Nous présumons que notre patiente (comme tout le monde) a une accumulation presque infinie de traces mnémoniques « endormies », certaines d’entre elles pouvant être réactivées dans des conditions spéciales, notamment lorsqu’elle est en proie à une excitation irrépressible. Ces traces, pensons-nous – comme les empreintes sous-corticales d’événements ayant eu lieu très en dessous de l’horizon de la vie mentale –, sont gravées de façon indélébile dans le système nerveux et peuvent rester indéfiniment en suspension, soit faute d’excitation, soit sous l’effet d’une inhibition positive. Leur excitation ou désinhibition peuvent bien sûr avoir des effets identiques, ou se déclencher mutuellement.

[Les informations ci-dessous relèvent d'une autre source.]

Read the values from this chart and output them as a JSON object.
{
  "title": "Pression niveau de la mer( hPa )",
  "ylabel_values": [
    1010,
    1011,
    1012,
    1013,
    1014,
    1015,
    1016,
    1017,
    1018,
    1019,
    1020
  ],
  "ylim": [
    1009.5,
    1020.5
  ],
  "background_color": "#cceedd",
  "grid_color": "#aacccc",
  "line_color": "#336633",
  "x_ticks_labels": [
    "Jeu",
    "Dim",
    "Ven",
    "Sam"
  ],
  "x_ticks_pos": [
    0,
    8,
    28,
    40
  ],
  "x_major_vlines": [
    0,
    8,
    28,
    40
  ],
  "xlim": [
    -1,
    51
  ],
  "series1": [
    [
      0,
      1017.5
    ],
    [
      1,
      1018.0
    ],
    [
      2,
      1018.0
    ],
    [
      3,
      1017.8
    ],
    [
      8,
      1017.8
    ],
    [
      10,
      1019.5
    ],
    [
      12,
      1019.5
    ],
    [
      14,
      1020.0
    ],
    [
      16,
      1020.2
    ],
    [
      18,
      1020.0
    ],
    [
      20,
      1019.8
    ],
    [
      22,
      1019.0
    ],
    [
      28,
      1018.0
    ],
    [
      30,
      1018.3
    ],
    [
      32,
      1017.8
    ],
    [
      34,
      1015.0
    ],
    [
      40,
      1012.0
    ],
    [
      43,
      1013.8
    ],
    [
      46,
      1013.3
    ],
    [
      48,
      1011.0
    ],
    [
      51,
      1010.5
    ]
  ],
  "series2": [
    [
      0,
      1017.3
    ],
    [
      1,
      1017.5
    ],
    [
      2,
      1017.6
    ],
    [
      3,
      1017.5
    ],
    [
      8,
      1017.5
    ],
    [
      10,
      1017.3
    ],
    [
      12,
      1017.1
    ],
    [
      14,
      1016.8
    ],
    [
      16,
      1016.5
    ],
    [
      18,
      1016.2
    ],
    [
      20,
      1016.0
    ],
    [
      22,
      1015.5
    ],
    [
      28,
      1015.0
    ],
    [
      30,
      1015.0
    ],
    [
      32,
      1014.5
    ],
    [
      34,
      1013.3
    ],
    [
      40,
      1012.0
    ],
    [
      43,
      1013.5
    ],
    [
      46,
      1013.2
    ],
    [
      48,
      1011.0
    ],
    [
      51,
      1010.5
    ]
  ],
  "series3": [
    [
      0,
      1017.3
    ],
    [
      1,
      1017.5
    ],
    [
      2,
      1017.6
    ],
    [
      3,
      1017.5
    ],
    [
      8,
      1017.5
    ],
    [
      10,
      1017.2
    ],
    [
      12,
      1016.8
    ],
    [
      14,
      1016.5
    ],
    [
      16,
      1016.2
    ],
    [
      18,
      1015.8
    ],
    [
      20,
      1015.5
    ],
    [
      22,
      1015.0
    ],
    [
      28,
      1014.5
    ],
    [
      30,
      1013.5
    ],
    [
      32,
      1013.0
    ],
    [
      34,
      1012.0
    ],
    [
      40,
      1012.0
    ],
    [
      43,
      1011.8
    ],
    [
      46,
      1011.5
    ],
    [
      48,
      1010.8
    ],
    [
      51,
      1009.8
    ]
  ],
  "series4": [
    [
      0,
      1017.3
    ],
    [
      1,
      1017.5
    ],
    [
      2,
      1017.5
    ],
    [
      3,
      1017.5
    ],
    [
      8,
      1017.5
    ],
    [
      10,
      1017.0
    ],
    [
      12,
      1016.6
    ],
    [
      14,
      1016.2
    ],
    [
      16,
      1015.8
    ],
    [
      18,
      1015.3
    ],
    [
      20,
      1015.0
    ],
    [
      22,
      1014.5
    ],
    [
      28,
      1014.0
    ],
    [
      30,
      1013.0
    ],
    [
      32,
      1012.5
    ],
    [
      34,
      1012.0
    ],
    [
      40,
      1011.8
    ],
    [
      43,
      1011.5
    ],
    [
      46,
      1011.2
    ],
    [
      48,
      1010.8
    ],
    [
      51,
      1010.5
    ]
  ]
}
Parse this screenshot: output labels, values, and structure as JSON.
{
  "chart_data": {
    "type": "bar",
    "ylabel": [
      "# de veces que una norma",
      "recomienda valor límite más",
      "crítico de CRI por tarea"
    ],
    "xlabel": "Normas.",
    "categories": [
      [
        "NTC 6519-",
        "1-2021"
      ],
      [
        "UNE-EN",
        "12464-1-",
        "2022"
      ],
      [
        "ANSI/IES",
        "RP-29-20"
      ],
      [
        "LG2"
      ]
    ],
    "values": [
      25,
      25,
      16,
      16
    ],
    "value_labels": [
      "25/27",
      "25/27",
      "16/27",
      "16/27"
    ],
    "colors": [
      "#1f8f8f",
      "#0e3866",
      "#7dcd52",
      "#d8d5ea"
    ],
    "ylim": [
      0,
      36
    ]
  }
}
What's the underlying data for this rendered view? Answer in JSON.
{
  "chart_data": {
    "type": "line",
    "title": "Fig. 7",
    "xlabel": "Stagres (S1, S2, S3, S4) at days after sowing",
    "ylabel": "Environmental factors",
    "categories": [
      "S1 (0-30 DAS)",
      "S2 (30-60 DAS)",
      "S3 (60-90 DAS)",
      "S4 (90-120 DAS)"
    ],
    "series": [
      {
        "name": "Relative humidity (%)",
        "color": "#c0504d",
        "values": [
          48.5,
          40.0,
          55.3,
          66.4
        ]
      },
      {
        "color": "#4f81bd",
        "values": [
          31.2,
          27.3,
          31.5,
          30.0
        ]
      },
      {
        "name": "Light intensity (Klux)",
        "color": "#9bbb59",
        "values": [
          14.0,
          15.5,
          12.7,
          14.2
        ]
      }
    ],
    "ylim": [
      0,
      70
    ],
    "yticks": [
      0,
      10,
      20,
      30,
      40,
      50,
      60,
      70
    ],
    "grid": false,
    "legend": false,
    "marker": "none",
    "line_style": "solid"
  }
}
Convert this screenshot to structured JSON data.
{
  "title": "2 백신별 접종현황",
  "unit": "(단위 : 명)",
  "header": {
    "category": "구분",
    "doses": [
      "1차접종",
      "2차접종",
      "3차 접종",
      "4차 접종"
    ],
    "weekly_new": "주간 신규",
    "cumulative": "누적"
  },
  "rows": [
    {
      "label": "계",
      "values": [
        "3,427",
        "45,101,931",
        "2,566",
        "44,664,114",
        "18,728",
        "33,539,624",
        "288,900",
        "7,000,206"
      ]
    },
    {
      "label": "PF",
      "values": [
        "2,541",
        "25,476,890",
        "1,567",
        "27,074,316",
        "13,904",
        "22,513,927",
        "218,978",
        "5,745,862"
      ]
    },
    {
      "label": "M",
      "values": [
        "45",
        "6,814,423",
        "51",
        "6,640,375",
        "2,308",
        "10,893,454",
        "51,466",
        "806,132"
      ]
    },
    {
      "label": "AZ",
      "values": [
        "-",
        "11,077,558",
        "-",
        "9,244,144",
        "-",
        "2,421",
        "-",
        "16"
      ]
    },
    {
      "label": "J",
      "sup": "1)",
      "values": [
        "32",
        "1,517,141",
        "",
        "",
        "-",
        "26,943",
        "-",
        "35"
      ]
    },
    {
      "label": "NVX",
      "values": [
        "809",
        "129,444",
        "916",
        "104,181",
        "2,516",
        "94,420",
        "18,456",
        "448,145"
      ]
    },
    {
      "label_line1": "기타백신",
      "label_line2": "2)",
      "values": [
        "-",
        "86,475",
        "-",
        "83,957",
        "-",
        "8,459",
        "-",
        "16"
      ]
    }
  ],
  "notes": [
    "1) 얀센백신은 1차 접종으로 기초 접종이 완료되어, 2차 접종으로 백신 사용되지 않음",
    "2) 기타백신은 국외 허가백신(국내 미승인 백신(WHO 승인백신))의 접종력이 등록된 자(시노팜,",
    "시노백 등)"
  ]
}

Nous doutons cependant que l’on puisse dire des souvenirs de notre patiente qu’ils ont été simplement « réprimés » au cours de sa maladie, et ensuite « libérés » sous l’effet de la L-DOPA.
La réminiscence forcée induite par la L-DOPA, les sondages corticaux, les migraines, les épilepsies, les crises diverses, etc., sembleraient, au premier abord, une excitation ; tandis que l’irrépressible réminiscence nostalgique du grand âge, et parfois de l’alcoolisme, s’apparenterait davantage à une désinhibition et à la mise au jour de traces mnémoniques archaïques. Quoi qu’il en soit, chacun de ces états peut « libérer » la mémoire et conduire à réexpérimenter et revivre le passé.